Maximum age has been estimated to be approximately 80 yr (638 cm TL), with growth asymptoting at 35 yr (606 cm TL) (Peverell 2008). Thorburn et al. (2007) estimated P. pristis of 100 cm, 140-160 cm, 180-220 cm and 230-280 cm TL to be around one, two, three and four years of age, respectively, using vertebral analysis. Peverell (2008) produced similar age estimates via similar methods (83-101 cm, 119-140 cm, 143-180 cm, 170-219 cm, 229-253 cm and 234-277 cm TL are  0+, 1+, 2+, 3+, 4+ and 5+ years olds, respectively). Peverell (2008) also found a 582 cm TL female to be 28 years of age.

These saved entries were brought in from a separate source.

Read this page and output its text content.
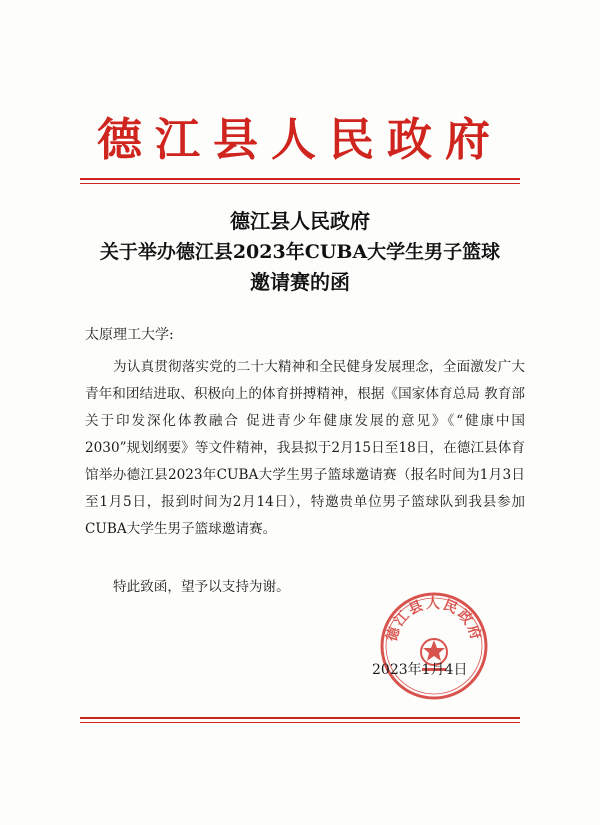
德江县人民政府
德江县人民政府
关于举办德江县2023年CUBA大学生男子篮球
邀请赛的函
太原理工大学:

为认真贯彻落实党的二十大精神和全民健身发展理念，全面激发广大青年和团结进取、积极向上的体育拼搏精神，根据《国家体育总局 教育部关于印发深化体教融合 促进青少年健康发展的意见》《“健康中国2030”规划纲要》等文件精神，我县拟于2月15日至18日，在德江县体育馆举办德江县2023年CUBA大学生男子篮球邀请赛（报名时间为1月3日至1月5日，报到时间为2月14日），特邀贵单位男子篮球队到我县参加CUBA大学生男子篮球邀请赛。

特此致函，望予以支持为谢。
德江县人民政府
2023年1月4日
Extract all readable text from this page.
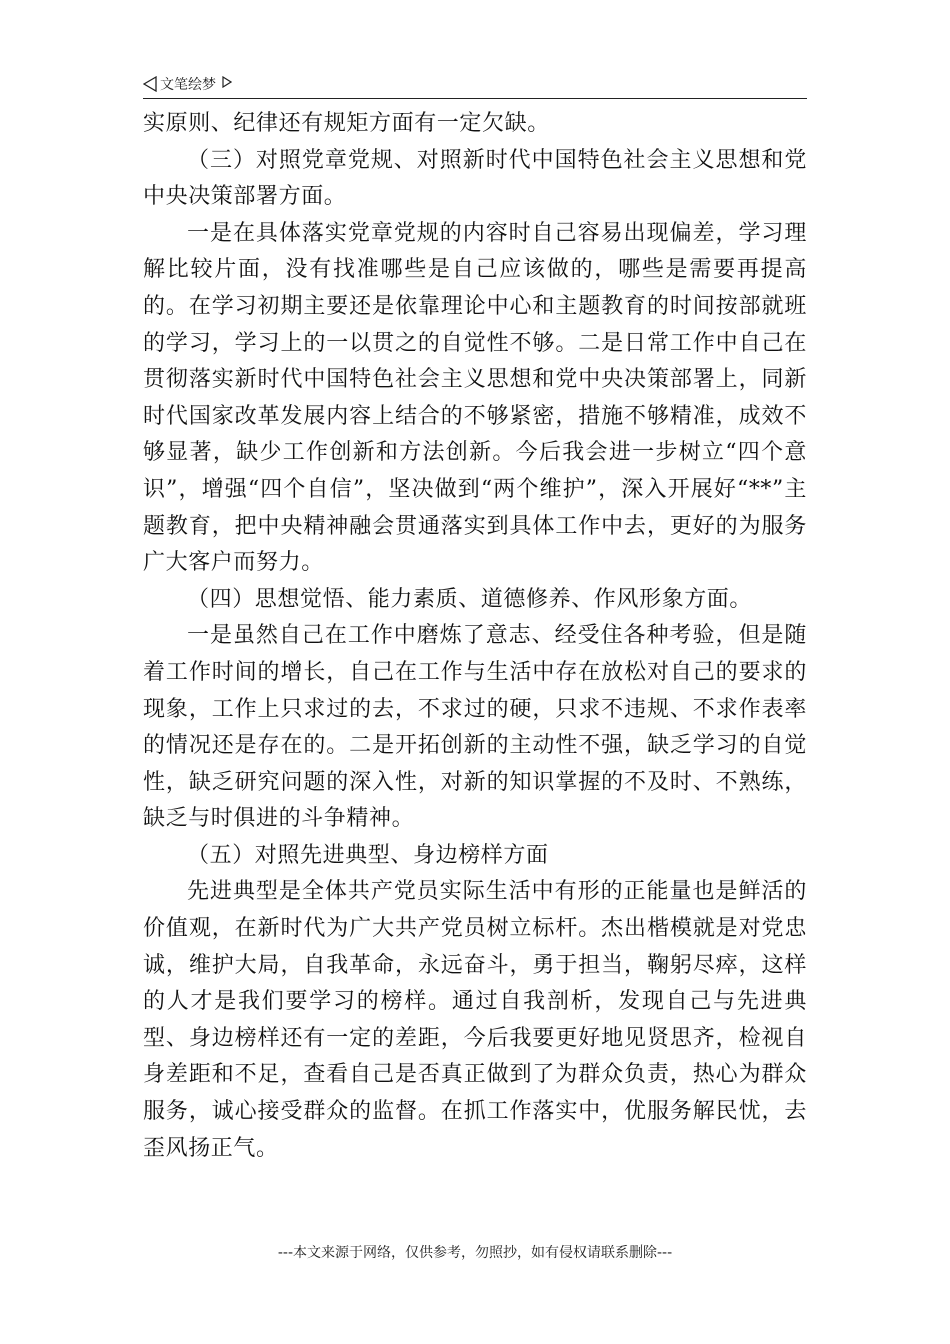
文笔绘梦

实原则、纪律还有规矩方面有一定欠缺。

（三）对照党章党规、对照新时代中国特色社会主义思想和党中央决策部署方面。

一是在具体落实党章党规的内容时自己容易出现偏差，学习理解比较片面，没有找准哪些是自己应该做的，哪些是需要再提高的。在学习初期主要还是依靠理论中心和主题教育的时间按部就班的学习，学习上的一以贯之的自觉性不够。二是日常工作中自己在贯彻落实新时代中国特色社会主义思想和党中央决策部署上，同新时代国家改革发展内容上结合的不够紧密，措施不够精准，成效不够显著，缺少工作创新和方法创新。今后我会进一步树立“四个意识”，增强“四个自信”，坚决做到“两个维护”，深入开展好“**”主题教育，把中央精神融会贯通落实到具体工作中去，更好的为服务广大客户而努力。

（四）思想觉悟、能力素质、道德修养、作风形象方面。

一是虽然自己在工作中磨炼了意志、经受住各种考验，但是随着工作时间的增长，自己在工作与生活中存在放松对自己的要求的现象，工作上只求过的去，不求过的硬，只求不违规、不求作表率的情况还是存在的。二是开拓创新的主动性不强，缺乏学习的自觉性，缺乏研究问题的深入性，对新的知识掌握的不及时、不熟练，缺乏与时俱进的斗争精神。

（五）对照先进典型、身边榜样方面

先进典型是全体共产党员实际生活中有形的正能量也是鲜活的价值观，在新时代为广大共产党员树立标杆。杰出楷模就是对党忠诚，维护大局，自我革命，永远奋斗，勇于担当，鞠躬尽瘁，这样的人才是我们要学习的榜样。通过自我剖析，发现自己与先进典型、身边榜样还有一定的差距，今后我要更好地见贤思齐，检视自身差距和不足，查看自己是否真正做到了为群众负责，热心为群众服务，诚心接受群众的监督。在抓工作落实中，优服务解民忧，去歪风扬正气。

---本文来源于网络，仅供参考，勿照抄，如有侵权请联系删除---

Reproduction: Aplacental viviparity (lecithotropic nutrition) (Stevens et al. 2005; Last and Stevens 2009). Litters of 1-13 pups (Thorson 1976; Peverell 2008). Peverell (2008) suggested the largetooth sawfish to pup annually.  However, Thorson (1976) found approximately half of mature females to not be pregnant and suggested pupping to occur every other year.  Gestation period is about five months (Thorson 1976).  In  Australia, pupping appears to occur in the wet season (December to March) (Peverell 2005; Whitty et al. 2008, 2009a).  In Central America, pupping occurs in the wet season from October to December (Thorson 1976).  

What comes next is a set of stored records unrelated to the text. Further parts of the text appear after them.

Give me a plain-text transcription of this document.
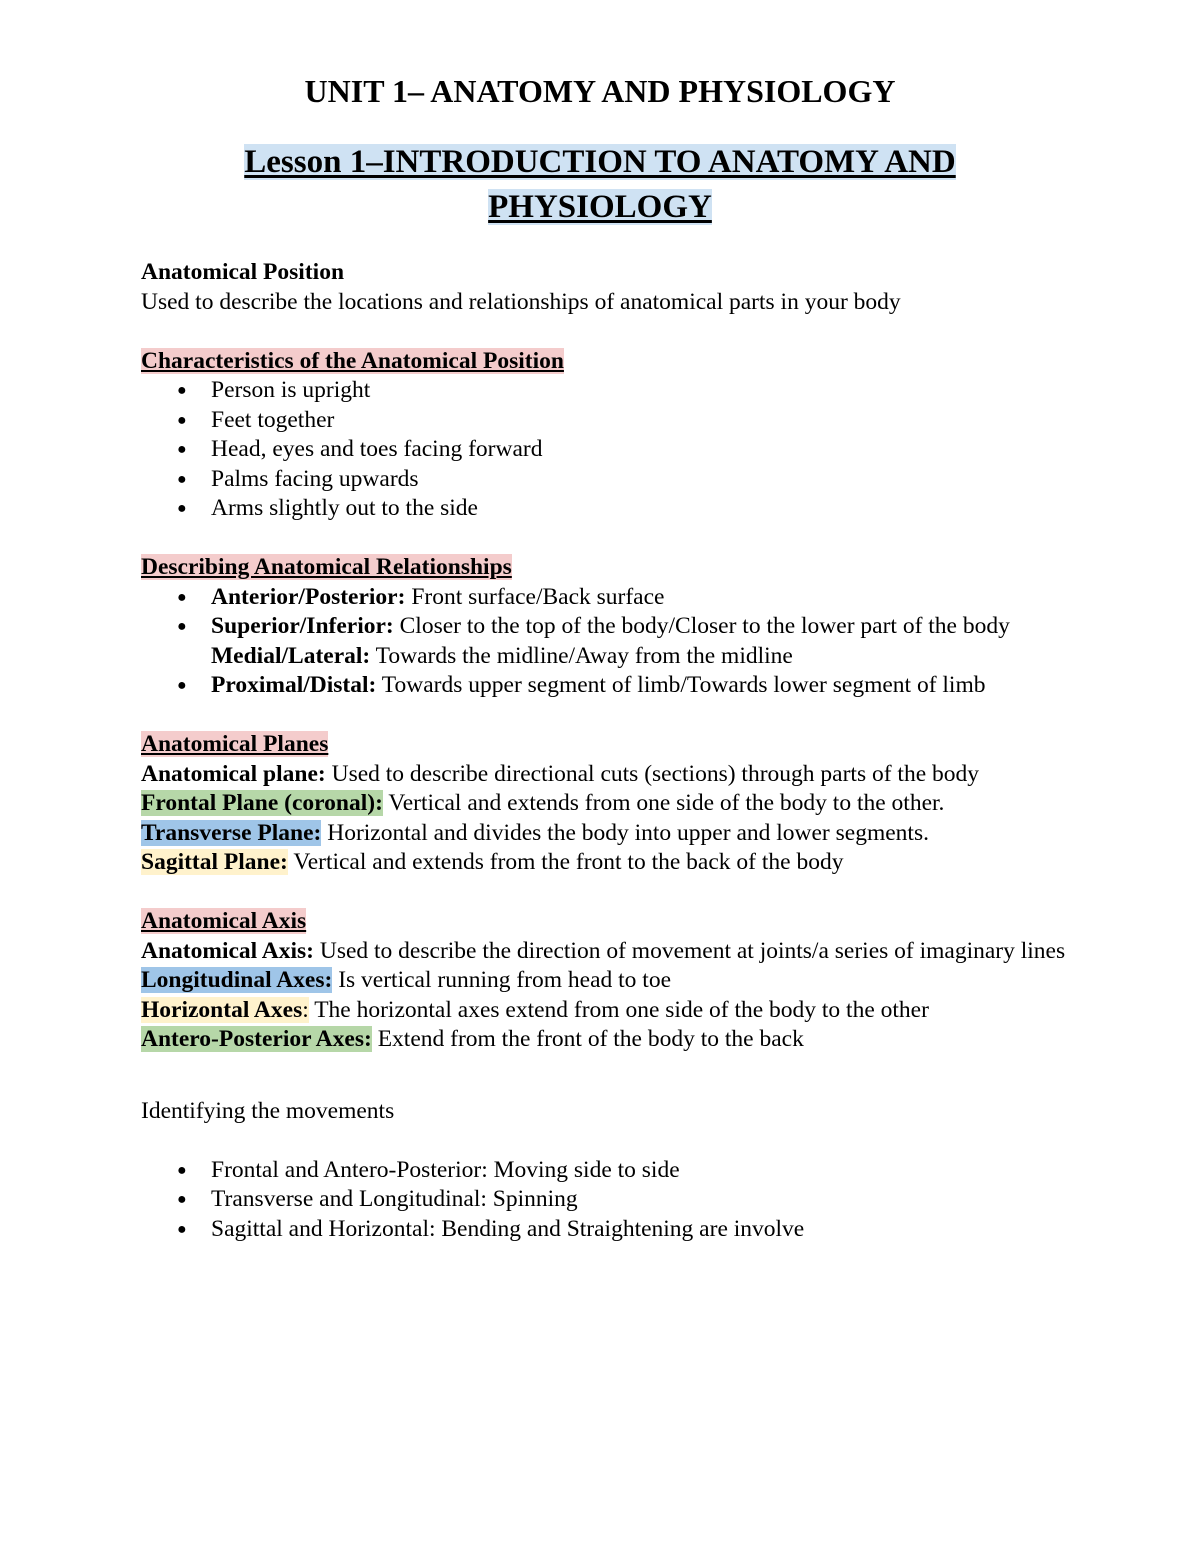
UNIT 1– ANATOMY AND PHYSIOLOGY
Lesson 1–INTRODUCTION TO ANATOMY AND
PHYSIOLOGY

Anatomical Position

Used to describe the locations and relationships of anatomical parts in your body

Characteristics of the Anatomical Position

● Person is upright
● Feet together
● Head, eyes and toes facing forward
● Palms facing upwards
● Arms slightly out to the side

Describing Anatomical Relationships

● Anterior/Posterior: Front surface/Back surface
● Superior/Inferior: Closer to the top of the body/Closer to the lower part of the body Medial/Lateral: Towards the midline/Away from the midline
● Proximal/Distal: Towards upper segment of limb/Towards lower segment of limb

Anatomical Planes

Anatomical plane: Used to describe directional cuts (sections) through parts of the body

Frontal Plane (coronal): Vertical and extends from one side of the body to the other.

Transverse Plane: Horizontal and divides the body into upper and lower segments.

Sagittal Plane: Vertical and extends from the front to the back of the body

Anatomical Axis

Anatomical Axis: Used to describe the direction of movement at joints/a series of imaginary lines

Longitudinal Axes: Is vertical running from head to toe

Horizontal Axes: The horizontal axes extend from one side of the body to the other

Antero-Posterior Axes: Extend from the front of the body to the back

Identifying the movements

● Frontal and Antero-Posterior: Moving side to side
● Transverse and Longitudinal: Spinning
● Sagittal and Horizontal: Bending and Straightening are involve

Maturity: Males mature between 240 and 300 cm TL, females mature at around 300 cm TL (Thorson 1976; Compagno and Last 1998; Thorburn et al. 2007; Peverell 2005, 2008; Whitty et al. 2008).

LARGETOOTH SAWFISH DIET

Juvenile largetooth sawfish captured in rivers in Western Australia were found to consume lesser salmon catfish (Neoarius graeffei), cherabin (Macrobrachium rossenbergii), insect parts, molluscs, nematodes and other unidentified fishes (Thorburn et al. 2007). Gut contents of largetooth sawfish captured in marine, estuarine and freshwater habitats in Queensland, Australia included cherabin (Macrobrachium spp.), prawns (Penaeus spp.), fork-tailed catfish (Arius spp.), eel-tailed catfish (Tandanus spp.) and scaly croaker (Nibea squamosa) (Peverell 2008).

LARGETOOTH SAWFISH GENETICS

Genetic diversity (i.e. haplotype diversity and allelic richness) was found to be moderate for largetooth sawfish (Phillips et al. 2011). The levels of genetic diversity in the microsatellite loci were found to be very similar in the Fitzroy River, Western Australia and the Gulf of Carpentaria, Queensland (Phillips et al. 2011). Much of the genetic diversity in the Fitzroy River are present as rare alleles (Phillips et al. 2011).

Phillips et al. found no evidence of genetic subdivision in P. pristis between the Fitzroy River, Western Australia and the Gulf of Carpentaria, Queensland (Phillips et al. 2009b, 2011).  While maternal gene flow between these regions was found to be negligible, the amount of gene flow between these two regions has been sufficient to prevent structuring in the nuclear genome (Phillips et al. 2008, Phillips et al. 2009b, Phillips et al. 2011). These results suggest that largetooth sawfish may have male-biased dispersal (Phillips et al. 2009b, 2011).  Watanabe (1991) found little genetic structure between populations in Australia and Papua New Guinea through comparisons of lactate dehydrogenase isozyme patterns in largetooth sawfish. However, Watanbe's (1991) results should be treated with caution due to the small sample size (n = 12) used and because isozymes are less variable than other markers.

LARGETOOTH SAWFISH CONSERVATION

Population estimates are unknown. However, largetooth sawfish assemblages have been observed to have greatly declined throughout their documented range, being extirpated in some areas while other populations have retracted in range (Stevens et al. 2000; Pogonoski et al. 2002; White and Kyne 2011). The Lake Nicaragua population was observed to have greatly decreased/collapsed in the 1970's and has yet to recover (McDavitt 2002). Northern Australia appears to be one of the last known regions with viable populations. 

The largetooth sawfish is listed as Critically Endangered by the IUCN.  This species is completely protected in Australia (listed as vulnerable by the EPBC Act and as no-take species in Western Australia, Queensland and the Northern Territory) and India. As with all sawfish species, the largetooth sawfish is listed as Appendix I species by CITES, preventing international trade.